The Corporate Transparency Act (CTA) of 2021 will become effective from January 1, 2024. Enacted in response to the corruption exposed in the Panama Papers scandal, the CTA will bring about a significant shift in reporting obligations and transparency measures for family offices.
This insight discusses the bill, highlights key definitions and explores its implications for family offices.
What is the Corporate Transparency Act?
In an effort to fight financial crimes, the US Congress passed the Corporate Transparency Act (CTA) in 2021. The CTA Act has five main objectives:
- To establish a clear federal standard for incorporation practices.
- To safeguard critical national security interests.
- Protect interstate and foreign commerce and facilitate adequate national security, intelligence, and law enforcement.
- To combat money laundering, terrorism financing, and other illicit activities.
- To ensure compliance with international anti-money laundering and countering the financing of terrorism standards.
What is the historical background?
In 2016, the Panama Papers leak exposed the use of “shell companies” by political and business elites to hide the identity of their owners and engage in corrupt practices. Following this, the Obama administration proposed the creation of a national registry to document the actual owners of such companies, as well as other measures to combat offshore fraud and deception.

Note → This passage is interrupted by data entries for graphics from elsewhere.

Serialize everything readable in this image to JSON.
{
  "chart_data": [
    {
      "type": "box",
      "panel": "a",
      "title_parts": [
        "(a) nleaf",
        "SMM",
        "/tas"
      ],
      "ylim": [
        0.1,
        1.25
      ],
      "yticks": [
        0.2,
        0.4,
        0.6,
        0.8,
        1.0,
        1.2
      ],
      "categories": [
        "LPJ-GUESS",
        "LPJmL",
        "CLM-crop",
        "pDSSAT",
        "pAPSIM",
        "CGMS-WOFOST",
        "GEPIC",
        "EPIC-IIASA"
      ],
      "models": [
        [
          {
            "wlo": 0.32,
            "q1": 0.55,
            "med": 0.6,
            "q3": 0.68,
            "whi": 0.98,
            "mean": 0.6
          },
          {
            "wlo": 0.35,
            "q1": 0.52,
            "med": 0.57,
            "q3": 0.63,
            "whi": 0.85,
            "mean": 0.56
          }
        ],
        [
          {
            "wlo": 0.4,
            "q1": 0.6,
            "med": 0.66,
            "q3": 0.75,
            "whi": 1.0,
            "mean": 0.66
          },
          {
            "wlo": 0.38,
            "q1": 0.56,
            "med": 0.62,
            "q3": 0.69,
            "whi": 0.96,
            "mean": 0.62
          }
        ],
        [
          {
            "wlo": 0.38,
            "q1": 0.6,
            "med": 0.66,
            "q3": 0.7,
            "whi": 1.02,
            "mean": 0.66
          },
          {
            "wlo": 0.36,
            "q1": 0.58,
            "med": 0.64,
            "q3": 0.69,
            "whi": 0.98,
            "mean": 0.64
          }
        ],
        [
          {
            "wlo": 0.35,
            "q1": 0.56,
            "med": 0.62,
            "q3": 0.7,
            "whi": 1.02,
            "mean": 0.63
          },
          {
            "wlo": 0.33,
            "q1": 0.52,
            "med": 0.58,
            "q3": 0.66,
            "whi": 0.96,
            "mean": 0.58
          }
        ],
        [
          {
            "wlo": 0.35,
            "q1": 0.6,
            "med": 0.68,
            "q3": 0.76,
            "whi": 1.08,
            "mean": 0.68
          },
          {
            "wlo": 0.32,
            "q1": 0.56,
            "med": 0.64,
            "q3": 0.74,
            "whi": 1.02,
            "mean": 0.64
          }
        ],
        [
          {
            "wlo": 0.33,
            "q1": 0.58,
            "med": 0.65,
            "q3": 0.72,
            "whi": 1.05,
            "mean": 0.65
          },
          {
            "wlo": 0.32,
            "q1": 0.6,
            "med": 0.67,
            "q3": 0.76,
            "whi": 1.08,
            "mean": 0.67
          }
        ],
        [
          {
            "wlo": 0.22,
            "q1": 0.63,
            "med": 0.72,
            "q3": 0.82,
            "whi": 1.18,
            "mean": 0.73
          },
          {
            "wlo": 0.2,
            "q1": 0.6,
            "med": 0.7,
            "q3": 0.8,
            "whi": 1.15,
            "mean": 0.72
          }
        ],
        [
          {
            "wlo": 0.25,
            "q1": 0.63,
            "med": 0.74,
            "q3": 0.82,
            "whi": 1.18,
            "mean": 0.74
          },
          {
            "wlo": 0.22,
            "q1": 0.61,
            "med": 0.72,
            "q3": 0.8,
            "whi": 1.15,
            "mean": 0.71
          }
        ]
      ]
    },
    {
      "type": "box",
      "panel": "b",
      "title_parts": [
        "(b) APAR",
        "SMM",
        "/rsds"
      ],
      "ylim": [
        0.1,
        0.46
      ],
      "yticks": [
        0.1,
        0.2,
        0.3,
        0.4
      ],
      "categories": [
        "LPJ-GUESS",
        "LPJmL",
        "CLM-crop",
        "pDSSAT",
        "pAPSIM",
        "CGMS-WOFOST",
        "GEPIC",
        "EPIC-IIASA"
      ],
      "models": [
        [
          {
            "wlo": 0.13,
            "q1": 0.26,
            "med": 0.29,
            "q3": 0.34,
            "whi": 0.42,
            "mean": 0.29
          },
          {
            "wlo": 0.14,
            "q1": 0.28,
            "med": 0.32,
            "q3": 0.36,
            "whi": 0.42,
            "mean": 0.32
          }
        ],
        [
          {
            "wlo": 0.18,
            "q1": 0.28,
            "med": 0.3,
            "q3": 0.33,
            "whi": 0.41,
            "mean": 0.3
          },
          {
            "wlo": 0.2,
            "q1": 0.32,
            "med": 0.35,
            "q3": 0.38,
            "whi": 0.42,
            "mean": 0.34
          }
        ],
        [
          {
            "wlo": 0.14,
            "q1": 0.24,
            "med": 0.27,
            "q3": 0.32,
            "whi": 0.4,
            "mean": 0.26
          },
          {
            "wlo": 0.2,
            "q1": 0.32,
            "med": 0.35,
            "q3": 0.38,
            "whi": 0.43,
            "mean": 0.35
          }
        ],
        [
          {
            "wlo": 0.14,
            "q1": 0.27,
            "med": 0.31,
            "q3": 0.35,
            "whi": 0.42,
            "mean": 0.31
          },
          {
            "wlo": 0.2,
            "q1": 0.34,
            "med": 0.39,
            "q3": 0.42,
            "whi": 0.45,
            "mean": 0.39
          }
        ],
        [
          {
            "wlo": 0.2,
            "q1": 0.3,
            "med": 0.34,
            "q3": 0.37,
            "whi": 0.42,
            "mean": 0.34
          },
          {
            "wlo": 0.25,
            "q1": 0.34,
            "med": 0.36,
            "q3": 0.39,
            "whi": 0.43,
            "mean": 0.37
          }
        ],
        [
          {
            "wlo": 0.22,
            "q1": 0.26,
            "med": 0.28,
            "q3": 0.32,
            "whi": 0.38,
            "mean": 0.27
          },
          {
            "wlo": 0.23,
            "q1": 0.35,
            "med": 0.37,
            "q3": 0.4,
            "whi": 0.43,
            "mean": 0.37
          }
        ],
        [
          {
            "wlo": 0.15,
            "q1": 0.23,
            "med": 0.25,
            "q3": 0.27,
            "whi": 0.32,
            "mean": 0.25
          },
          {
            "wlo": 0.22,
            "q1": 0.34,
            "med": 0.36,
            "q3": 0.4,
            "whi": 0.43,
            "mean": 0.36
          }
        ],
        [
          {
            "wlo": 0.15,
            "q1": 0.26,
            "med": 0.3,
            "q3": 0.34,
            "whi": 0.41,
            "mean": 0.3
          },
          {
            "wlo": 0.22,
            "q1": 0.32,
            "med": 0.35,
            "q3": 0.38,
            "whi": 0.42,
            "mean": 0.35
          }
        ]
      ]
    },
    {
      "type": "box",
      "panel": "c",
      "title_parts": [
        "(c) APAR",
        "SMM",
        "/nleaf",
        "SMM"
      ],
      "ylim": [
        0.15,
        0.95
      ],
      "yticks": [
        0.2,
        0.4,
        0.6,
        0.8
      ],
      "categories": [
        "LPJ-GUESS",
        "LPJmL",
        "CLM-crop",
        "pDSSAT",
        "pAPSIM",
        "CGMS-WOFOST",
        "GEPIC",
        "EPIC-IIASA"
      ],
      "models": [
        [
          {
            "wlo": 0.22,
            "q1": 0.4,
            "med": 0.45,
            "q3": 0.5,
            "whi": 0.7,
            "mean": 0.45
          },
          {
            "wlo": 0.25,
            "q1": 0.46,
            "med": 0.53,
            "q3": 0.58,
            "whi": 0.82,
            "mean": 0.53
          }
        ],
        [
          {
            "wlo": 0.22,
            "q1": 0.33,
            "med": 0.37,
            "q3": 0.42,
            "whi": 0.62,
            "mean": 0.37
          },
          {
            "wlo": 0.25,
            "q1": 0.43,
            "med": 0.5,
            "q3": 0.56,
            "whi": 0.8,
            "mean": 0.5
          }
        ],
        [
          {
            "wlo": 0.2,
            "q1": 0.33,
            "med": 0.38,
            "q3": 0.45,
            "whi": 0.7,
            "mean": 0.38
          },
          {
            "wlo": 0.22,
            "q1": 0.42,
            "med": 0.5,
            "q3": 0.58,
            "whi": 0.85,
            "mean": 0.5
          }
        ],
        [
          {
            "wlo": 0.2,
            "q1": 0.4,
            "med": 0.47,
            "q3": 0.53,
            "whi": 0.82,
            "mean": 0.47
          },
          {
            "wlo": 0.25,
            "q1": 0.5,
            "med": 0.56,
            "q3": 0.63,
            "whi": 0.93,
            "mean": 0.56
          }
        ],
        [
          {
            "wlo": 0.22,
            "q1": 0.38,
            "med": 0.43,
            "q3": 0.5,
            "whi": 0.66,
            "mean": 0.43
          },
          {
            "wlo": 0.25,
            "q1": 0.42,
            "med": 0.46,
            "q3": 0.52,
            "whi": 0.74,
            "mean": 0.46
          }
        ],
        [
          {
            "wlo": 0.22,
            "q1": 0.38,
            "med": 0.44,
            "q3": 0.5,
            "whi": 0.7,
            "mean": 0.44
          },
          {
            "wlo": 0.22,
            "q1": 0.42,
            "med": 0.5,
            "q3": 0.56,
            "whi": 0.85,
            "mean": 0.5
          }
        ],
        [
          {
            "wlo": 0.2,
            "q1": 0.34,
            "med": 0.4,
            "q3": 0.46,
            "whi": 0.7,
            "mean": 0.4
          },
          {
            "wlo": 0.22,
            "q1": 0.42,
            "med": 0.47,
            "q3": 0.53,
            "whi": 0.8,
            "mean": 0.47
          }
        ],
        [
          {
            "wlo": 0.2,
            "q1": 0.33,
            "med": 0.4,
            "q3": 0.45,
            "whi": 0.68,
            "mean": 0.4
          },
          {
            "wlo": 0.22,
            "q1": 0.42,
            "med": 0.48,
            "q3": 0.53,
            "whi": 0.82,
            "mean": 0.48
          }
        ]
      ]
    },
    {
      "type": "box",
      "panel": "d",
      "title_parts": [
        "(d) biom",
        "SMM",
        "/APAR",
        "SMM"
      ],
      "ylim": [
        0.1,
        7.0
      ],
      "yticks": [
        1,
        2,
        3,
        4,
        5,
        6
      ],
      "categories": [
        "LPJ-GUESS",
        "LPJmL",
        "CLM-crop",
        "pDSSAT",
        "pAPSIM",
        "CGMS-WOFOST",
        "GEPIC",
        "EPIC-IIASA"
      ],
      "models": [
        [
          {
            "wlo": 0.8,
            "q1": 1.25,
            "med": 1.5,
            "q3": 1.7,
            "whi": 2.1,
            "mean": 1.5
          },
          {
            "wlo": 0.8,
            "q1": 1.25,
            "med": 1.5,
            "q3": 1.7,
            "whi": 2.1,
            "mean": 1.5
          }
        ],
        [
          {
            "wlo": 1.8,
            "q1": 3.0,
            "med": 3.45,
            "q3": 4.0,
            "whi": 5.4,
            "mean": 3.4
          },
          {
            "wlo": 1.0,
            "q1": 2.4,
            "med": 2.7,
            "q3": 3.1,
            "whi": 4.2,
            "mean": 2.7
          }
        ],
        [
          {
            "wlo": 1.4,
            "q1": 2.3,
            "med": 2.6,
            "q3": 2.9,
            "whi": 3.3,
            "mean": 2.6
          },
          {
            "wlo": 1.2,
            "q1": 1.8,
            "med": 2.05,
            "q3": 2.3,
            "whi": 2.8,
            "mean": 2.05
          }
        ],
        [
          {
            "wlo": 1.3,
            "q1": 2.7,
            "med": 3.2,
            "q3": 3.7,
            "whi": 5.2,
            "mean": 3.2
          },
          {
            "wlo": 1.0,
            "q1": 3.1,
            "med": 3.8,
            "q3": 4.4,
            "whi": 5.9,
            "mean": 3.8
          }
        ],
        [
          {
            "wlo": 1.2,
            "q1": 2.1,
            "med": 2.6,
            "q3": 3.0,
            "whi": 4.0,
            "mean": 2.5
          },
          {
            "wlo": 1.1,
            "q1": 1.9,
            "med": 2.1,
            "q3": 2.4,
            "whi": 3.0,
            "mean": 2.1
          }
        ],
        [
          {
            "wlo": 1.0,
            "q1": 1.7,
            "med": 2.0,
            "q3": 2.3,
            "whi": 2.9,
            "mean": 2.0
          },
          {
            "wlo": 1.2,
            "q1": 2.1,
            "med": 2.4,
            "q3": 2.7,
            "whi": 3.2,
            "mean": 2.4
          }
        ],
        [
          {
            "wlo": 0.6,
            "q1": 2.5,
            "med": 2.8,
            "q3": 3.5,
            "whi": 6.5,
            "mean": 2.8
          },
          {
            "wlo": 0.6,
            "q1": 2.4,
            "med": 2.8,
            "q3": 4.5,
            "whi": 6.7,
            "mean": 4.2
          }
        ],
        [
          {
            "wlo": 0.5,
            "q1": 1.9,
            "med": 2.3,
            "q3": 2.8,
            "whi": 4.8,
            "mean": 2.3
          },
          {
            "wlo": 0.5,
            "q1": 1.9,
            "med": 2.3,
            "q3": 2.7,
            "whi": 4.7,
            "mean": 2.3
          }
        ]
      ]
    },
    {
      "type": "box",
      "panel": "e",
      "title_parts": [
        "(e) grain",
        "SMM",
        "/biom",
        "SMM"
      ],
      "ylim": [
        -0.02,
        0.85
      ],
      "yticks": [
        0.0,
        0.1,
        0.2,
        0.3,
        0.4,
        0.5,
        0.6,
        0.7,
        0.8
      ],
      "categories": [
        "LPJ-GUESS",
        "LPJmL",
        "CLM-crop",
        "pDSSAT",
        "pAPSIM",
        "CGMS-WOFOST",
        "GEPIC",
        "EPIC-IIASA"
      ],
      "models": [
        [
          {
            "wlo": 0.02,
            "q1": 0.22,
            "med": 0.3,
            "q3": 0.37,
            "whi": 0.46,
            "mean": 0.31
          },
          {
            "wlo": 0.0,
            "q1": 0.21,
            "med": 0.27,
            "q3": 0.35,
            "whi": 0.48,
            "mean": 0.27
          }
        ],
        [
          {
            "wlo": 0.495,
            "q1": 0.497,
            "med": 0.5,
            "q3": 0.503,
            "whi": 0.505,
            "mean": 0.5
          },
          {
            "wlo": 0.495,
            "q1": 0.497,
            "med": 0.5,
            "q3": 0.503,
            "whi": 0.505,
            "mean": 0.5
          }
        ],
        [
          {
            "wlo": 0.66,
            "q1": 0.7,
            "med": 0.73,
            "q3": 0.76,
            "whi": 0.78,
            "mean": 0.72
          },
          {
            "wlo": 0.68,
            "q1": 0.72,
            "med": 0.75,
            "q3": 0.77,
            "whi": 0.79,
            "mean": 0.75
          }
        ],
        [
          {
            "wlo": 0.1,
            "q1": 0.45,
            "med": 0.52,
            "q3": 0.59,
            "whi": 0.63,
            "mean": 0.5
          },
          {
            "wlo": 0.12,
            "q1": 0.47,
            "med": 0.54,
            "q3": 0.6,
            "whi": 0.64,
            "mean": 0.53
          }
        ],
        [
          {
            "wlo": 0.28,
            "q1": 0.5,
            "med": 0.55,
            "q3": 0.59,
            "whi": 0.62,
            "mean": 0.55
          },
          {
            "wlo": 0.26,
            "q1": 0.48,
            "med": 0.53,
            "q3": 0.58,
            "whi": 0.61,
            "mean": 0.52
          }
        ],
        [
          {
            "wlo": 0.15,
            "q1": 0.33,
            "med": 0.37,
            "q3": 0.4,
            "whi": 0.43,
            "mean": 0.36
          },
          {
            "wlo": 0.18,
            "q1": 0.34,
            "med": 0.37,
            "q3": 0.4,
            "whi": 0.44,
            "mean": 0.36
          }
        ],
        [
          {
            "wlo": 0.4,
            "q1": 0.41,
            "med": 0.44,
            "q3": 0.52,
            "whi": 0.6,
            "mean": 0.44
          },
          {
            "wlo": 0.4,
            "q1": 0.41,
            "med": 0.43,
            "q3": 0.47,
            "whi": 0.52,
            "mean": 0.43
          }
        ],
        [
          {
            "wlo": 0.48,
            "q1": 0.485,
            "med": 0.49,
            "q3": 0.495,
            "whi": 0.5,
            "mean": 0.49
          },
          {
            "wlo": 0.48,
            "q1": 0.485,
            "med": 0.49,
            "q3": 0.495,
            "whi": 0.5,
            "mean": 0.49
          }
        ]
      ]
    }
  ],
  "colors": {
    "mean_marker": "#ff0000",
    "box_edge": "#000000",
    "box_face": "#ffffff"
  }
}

Currently, more corporations are created in the United States than in any other jurisdiction. In particular, Delaware receives over 600 new business registrations daily. That is because, in some cases, setting up a US company requires less identifying information than obtaining a library card. Congress wanted to address this issue by creating a national registry identifying the persons who own these companies or are in charge of their day-to-day operations.
In a press release, Secretary of the Treasury Janet L. Yellen expressed that the passing of the CTA “will make it harder for criminals, organised crime rings, and other illicit actors to hide their identities and launder their money through the financial system.”
What does the corporate transparency act require?
The CTA requires “Reporting Companies” with less than $5M gross receipts or sales and 20 or fewer employees to report Beneficial Ownership Information (BOI) and company applicants to the Financial Crimes Enforcement Network (FinCEN).
The Act defines a Reporting Company as any domestic or foreign corporation, LLC or similar entity registered to do business and filed with a secretary of state or other similar office and which does not fall within one of the 23 types of exempt entity types.
What is beneficial owner information (BOI)?
The CTA defines a beneficial owner as any entity or individual who, directly or indirectly, exercises substantial control over the entity or has 25% or more ownership interests in the Reporting Company. Determining what qualifies as “substantial control” depends on each case’s specific facts and circumstances.
In general, the key factor is whether the person has the authority to make significant decisions on behalf of the entity. For example, even without an ownership stake, senior executives or directors can be considered beneficial owners under the CTA. There are only five instances where a person normally considered a beneficial owner may be exempt.
Who is a company applicant?
A company applicant is any individual who (a) directly files the document that creates or registers the reporting company with a secretary of state or any similar office. Or (b) is primarily responsible for directing or controlling the filing of the document.
Domestic and foreign reporting companies created before January 1st 2024, are not required to provide the names of applicants who participated in creating the company.
Implications for family offices
Many family offices formed as a corporation or LLC may be required to report with FinCEN. However, some larger family offices may be exempt (see 23 types of exempt entity types).
Additionally, the family office must disclose information if it invests in a Reporting Company. That includes whether it exercises substantial control or has a 25% ownership interest.
How family offices can remain compliant
Family offices that qualify as a Reporting Company must disclose the following information regarding the entity: legal name, trade name, business address, jurisdiction information, and US Internal Revenue Service taxpayer identification number. In addition, they must submit beneficial owner information and company applicants (for companies registered after January 1st 2024).
Required disclosures regarding the beneficial owners and company applicants include legal name, date of birth, current address, and an image of an identification document with a unique identifying number (e.g., a passport). Any updates to information on the company or its beneficial owners must be updated within 30 days to FinCEN.
Failure to comply with the CTA may lead to civil penalties of up to $500 per day, with a maximum fine of $10,000. Or criminal penalties that could result in imprisonment for up to two years in a federal prison. Additionally, individual employees who are responsible for preparing and submitting reporting information may be held personally accountable for any false reports.
The Corporate Transparency Act has significant implications for family offices. It introduces a new era of accountability and transparency. Under the CTA, family offices must disclose sensitive information as a part of their reporting obligation. This includes disclosing legal names, addresses, and other personal details to FinCEN. Non-compliance can lead to hefty penalties and legal consequences. The act will place substantial pressure on the reporting operations of family offices in the future.